Old-Town-Sarajevo.JPG

Morning

This morning Samra, our guide, picked us up by car. Our destination was the The Tunnel of Hope. The Sarajevo Tunnel, also known as the Tunnel of Hope, was constructed between March and June of 1993 during the Siege of Sarajevo in the midst of the Bosnian War. It was used to move goods in and out of Sarajevo and it was also a way for some citizens to escape the Siege. Through an exhibit of photos and videos, you learn about the construction of the tunnel and how important it was. There is also an opportunity to go inside a small section of the tunnel.

On the way back from the Tunnel we drove by areas where the devastation was still very obvious. One of these streets is referred to as Sniper Alley due to all the damage and bullet holes that the buildings sustained.

Once we got back to Old Town, we walked through the centre of Baščaršija Square and stopped to look at the Sebilj, an Ottoman-style wooden fountain in built in 1753. According to local legend, visitors who drink water from this fountain will return to Sarajevo someday.

Our tour with Samra ended at the War Childhood Museum. This very moving museum presents the experiences of children who lived through the war in Bosnia, told through objects, video testimonies, and excerpts from oral histories. This museum can be very difficult for some people as it is extremely sad.

Afternoon

After this mornings heavy duty tour we grabbed a cevapi for lunch and then headed for a nice hike up to the Yellow Fortress. The fortress is a canon fortress at the top of a hill. It was completed in 1739 and was used as a defence point against the Austro-Hungarian troops in 1878. It is now a popular spot for panoramic views of the city.

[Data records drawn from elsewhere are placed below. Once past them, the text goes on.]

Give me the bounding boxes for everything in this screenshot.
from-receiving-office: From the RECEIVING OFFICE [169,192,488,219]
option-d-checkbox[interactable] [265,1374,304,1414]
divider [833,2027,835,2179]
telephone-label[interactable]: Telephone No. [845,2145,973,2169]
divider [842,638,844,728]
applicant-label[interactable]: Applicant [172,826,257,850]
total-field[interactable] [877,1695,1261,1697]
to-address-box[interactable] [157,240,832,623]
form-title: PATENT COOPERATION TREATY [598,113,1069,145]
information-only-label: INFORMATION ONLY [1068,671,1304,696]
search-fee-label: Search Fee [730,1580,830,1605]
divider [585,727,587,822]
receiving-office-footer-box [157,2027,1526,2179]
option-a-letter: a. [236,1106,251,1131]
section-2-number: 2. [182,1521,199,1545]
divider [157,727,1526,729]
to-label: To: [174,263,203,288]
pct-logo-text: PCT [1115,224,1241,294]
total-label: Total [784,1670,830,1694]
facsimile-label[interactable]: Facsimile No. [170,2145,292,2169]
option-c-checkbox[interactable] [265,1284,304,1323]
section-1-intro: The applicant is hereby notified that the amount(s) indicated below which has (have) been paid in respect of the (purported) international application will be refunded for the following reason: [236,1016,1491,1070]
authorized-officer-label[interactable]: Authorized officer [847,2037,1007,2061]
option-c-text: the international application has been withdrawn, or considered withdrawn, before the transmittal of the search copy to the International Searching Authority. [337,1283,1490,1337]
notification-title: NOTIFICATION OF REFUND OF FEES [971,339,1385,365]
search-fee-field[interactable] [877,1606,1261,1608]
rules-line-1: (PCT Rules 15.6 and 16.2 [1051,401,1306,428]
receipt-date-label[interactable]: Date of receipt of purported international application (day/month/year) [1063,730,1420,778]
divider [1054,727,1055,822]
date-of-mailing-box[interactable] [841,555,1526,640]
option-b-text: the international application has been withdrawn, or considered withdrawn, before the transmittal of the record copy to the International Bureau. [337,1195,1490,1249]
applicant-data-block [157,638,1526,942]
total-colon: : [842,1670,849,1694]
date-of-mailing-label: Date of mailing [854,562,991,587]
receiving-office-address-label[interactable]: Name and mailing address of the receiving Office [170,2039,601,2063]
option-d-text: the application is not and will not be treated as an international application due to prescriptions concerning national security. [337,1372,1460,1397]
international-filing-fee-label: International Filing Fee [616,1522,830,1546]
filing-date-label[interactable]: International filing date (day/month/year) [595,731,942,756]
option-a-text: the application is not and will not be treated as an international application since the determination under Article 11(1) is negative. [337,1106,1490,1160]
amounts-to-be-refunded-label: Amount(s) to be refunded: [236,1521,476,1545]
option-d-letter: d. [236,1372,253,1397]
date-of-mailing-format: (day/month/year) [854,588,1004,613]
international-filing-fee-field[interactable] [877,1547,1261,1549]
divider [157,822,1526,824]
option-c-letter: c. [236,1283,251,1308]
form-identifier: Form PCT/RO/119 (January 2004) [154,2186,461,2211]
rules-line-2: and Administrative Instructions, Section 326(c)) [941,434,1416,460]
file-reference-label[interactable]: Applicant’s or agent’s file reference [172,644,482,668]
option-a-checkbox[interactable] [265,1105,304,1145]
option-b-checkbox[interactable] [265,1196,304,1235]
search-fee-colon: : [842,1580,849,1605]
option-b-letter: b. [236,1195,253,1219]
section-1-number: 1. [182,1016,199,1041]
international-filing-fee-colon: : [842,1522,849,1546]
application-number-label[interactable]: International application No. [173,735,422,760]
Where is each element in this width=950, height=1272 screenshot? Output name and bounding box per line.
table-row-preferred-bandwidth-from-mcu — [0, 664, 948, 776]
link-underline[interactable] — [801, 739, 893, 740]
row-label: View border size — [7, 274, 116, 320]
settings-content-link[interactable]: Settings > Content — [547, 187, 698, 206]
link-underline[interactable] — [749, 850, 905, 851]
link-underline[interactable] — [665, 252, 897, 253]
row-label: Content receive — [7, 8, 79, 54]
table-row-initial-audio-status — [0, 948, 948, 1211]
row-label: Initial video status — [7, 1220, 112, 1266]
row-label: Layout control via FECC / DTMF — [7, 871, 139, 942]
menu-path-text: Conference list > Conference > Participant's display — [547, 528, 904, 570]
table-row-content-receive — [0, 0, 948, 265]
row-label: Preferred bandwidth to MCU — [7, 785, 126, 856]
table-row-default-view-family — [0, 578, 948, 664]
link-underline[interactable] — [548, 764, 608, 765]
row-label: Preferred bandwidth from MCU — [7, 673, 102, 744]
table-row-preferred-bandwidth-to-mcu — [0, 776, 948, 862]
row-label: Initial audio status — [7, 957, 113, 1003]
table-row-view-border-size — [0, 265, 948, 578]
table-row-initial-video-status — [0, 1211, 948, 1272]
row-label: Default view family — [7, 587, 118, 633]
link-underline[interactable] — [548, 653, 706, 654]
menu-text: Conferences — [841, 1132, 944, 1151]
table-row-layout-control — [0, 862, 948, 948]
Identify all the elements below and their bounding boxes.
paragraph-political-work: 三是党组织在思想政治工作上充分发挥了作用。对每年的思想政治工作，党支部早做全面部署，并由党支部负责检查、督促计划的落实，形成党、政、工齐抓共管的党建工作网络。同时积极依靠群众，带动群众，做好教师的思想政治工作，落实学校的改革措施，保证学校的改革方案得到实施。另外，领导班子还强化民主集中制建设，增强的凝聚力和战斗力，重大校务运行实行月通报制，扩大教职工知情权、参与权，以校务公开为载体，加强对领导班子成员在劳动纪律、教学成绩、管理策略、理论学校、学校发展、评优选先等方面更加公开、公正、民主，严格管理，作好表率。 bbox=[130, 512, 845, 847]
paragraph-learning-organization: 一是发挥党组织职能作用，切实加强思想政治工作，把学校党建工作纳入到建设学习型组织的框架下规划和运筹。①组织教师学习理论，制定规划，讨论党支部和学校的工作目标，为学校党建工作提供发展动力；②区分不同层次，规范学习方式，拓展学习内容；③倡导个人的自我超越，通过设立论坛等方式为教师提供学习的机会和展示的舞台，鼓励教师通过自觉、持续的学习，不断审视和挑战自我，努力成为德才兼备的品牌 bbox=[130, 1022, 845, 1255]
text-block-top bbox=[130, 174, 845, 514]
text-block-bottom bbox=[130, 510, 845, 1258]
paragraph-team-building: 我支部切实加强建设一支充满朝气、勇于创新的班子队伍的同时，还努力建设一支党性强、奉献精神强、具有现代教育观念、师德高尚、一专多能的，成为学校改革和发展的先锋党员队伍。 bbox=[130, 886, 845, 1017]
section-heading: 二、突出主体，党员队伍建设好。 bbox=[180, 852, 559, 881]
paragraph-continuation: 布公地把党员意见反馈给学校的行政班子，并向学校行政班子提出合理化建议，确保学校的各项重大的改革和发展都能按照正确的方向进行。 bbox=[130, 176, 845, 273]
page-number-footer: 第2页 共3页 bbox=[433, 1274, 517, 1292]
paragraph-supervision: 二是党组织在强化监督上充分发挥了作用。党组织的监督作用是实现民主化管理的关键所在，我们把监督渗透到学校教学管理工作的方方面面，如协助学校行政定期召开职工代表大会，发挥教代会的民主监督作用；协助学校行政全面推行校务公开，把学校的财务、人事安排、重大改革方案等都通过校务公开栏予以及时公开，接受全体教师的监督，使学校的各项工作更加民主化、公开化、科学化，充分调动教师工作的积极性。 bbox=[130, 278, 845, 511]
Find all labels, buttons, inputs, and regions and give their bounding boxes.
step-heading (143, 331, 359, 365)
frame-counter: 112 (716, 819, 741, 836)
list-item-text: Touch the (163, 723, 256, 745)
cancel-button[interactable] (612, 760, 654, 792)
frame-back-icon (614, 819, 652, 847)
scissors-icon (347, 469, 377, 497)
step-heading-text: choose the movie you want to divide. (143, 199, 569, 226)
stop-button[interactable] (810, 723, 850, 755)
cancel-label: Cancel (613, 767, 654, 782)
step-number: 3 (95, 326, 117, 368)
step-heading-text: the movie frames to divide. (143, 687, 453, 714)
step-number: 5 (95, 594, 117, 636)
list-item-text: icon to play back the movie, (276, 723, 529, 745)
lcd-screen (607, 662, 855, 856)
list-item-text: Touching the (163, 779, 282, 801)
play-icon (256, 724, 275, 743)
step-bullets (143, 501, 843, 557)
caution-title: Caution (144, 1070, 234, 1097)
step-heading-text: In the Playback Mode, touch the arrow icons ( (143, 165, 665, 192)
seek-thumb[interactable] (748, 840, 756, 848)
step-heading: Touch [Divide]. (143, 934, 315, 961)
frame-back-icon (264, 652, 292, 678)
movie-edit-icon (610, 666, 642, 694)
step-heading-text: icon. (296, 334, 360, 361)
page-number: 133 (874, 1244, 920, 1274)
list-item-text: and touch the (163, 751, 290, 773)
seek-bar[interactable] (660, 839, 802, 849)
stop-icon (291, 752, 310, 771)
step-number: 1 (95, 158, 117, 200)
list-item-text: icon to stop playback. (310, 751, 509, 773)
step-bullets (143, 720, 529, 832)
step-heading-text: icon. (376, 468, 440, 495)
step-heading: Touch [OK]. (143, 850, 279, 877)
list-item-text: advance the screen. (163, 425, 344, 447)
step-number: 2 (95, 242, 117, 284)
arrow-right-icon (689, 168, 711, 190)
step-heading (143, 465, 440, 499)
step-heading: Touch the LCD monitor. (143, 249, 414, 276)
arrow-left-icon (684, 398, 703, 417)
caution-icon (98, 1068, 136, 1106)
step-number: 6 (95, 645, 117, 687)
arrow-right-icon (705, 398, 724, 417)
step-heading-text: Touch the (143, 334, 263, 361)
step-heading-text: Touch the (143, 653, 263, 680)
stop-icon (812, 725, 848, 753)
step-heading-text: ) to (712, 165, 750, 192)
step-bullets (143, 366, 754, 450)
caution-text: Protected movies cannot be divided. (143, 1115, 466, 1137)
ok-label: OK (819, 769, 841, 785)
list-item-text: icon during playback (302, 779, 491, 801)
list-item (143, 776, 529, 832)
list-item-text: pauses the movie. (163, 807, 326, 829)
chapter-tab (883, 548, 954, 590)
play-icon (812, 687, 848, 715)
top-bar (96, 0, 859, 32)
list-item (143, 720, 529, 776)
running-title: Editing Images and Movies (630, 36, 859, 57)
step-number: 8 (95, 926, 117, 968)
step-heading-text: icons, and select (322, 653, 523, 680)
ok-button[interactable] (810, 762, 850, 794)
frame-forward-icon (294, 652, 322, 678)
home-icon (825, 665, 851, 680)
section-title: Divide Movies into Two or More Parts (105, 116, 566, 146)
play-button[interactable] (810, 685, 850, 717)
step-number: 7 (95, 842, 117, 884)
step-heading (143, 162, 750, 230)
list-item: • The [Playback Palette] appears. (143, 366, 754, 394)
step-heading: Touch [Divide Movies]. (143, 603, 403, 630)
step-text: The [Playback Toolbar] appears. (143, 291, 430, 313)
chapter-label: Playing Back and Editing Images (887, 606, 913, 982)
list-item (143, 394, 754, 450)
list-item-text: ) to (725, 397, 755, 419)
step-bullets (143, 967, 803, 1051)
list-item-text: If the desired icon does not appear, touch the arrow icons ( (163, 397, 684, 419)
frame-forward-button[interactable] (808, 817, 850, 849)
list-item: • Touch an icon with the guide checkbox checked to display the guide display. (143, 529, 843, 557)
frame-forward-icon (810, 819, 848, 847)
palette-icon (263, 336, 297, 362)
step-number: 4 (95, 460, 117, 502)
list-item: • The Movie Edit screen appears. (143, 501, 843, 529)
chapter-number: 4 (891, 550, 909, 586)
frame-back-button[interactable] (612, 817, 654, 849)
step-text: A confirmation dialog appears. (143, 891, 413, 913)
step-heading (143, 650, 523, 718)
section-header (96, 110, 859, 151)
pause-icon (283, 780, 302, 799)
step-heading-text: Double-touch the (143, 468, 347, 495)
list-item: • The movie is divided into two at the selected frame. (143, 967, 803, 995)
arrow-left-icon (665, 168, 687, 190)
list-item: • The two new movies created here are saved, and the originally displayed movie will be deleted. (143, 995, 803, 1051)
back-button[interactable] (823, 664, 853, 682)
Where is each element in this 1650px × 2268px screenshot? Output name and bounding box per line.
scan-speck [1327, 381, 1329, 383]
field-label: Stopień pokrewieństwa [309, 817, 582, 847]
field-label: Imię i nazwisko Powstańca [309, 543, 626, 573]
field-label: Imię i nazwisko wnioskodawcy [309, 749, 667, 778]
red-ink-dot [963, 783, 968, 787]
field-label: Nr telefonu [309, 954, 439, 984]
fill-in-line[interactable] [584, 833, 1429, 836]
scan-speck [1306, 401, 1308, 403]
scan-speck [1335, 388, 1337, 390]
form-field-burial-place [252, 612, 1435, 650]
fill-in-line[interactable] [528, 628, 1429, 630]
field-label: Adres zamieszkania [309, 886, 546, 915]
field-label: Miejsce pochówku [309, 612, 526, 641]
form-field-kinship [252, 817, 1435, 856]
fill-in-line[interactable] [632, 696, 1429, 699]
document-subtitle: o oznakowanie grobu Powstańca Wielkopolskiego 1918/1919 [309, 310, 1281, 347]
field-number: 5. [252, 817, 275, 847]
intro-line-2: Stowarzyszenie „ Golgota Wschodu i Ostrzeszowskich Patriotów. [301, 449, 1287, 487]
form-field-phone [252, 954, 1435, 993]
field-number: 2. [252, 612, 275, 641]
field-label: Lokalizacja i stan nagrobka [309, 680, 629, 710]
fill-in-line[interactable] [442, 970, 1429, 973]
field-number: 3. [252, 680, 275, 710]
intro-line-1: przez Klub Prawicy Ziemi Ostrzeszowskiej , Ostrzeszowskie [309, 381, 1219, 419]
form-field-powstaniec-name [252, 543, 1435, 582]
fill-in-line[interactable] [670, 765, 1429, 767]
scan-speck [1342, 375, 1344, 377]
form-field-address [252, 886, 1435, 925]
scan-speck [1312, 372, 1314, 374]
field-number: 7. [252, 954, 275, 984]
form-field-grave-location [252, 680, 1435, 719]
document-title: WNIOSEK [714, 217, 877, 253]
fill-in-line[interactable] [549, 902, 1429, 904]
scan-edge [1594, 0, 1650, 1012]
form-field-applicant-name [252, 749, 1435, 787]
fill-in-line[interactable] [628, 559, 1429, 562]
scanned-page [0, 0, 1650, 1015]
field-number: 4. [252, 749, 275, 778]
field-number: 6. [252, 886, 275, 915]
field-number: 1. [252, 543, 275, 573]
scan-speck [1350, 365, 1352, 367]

From there we needed a pick-me-up snack so we walked to the Austro-Hungarian part of Old Town and had a coffee and delicious cake at the Viennese Cafè - Hotel Europe. Very yummy.

Evening

For dinner we headed back to ASDž. This casual and traditional Bosnian restaurant  has specialty foods cooked "under the bell." It was a perfect way to end our trip to Sarajevo. The following day we headed home.